Ich, der Rezensent, war einer der „many other people“ und ich erinnere mich lebhaft und gern an den Moment, als ich die LP von Eugen Dombois (damals noch Eugen M. Dombois und vorher Eugen Müller-Dombois) hörte! Sensationell! Ich war überzeugt, dass ich mich in diese Richtung orientieren wollte oder gar musste: Barocklaute und insbesondere Silvius Leopold Weiss.

Die Laute, die Dombois damals spielte, stammte von Nico van der Waals, und er, van der Waals, sollte noch lange einer der meistgenannten Instrumentenmacher sein, wenn es um Barocklauten ging. Aber das Spiel der Barocklaute in d-Moll-Stimmung blieb noch ziemlich lange terra incognita … während die Laute in Quart-Stimmung gleichzeitig ihre zweite Renaissance erlebte – Walter Gerwig spielte dabei eine Rolle, natürlich Julian Bream, Robert Spencer und Konrad Ragossnig.

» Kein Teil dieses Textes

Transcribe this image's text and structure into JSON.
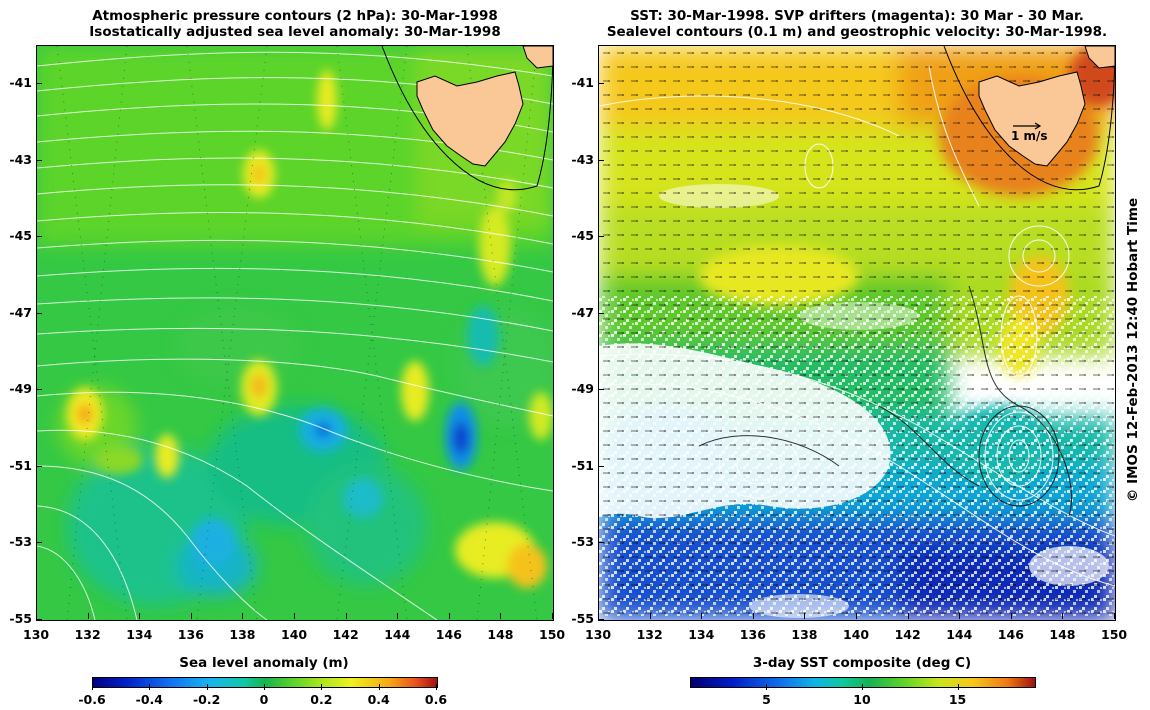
{
  "left_panel": {
    "title_line1": "Atmospheric pressure contours (2 hPa): 30-Mar-1998",
    "title_line2": "Isostatically adjusted sea level anomaly: 30-Mar-1998",
    "colorbar_title": "Sea level anomaly (m)",
    "colorbar_ticks": [
      "-0.6",
      "-0.4",
      "-0.2",
      "0",
      "0.2",
      "0.4",
      "0.6"
    ],
    "colorbar_range": [
      -0.6,
      0.6
    ]
  },
  "right_panel": {
    "title_line1": "SST: 30-Mar-1998. SVP drifters (magenta): 30 Mar - 30 Mar.",
    "title_line2": "Sealevel contours (0.1 m) and geostrophic velocity: 30-Mar-1998.",
    "colorbar_title": "3-day SST composite (deg C)",
    "colorbar_ticks": [
      "5",
      "10",
      "15"
    ],
    "colorbar_range": [
      1,
      19
    ],
    "velocity_scale_label": "1 m/s"
  },
  "axes": {
    "lon_ticks": [
      130,
      132,
      134,
      136,
      138,
      140,
      142,
      144,
      146,
      148,
      150
    ],
    "lat_ticks": [
      -41,
      -43,
      -45,
      -47,
      -49,
      -51,
      -53,
      -55
    ],
    "lon_range": [
      130,
      150
    ],
    "lat_range": [
      -55,
      -40
    ]
  },
  "credit": "© IMOS 12-Feb-2013 12:40 Hobart Time",
  "colors": {
    "land": "#f9c896",
    "contour_white": "#ffffff",
    "sla_green": "#19be3c",
    "sst_orange": "#f0a019"
  }
}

Aber erst die nächste Musikergenration konnte die Früchte von den Bäumen ernten, die die Pioniere gepflanzt hatten. Eugen Dombois, Michael Schäffer und Jürgen Hübscher waren Schüler von Gerwig; Hopkinson Smith und Paul O’Dette von Dombois; Konrad Junghänel und Tadashi Sasaki von Michael Schäffer usw. usw. Der Lautenisten-Stammbaum ließe sich lange fortführen. Julian Bream und Bob Spencer haben eher als Inspiratoren auf die nächste Generation gewirkt. Unterrichtet haben sie nicht, dennoch konnten sie Begeisterung für die Laute generieren.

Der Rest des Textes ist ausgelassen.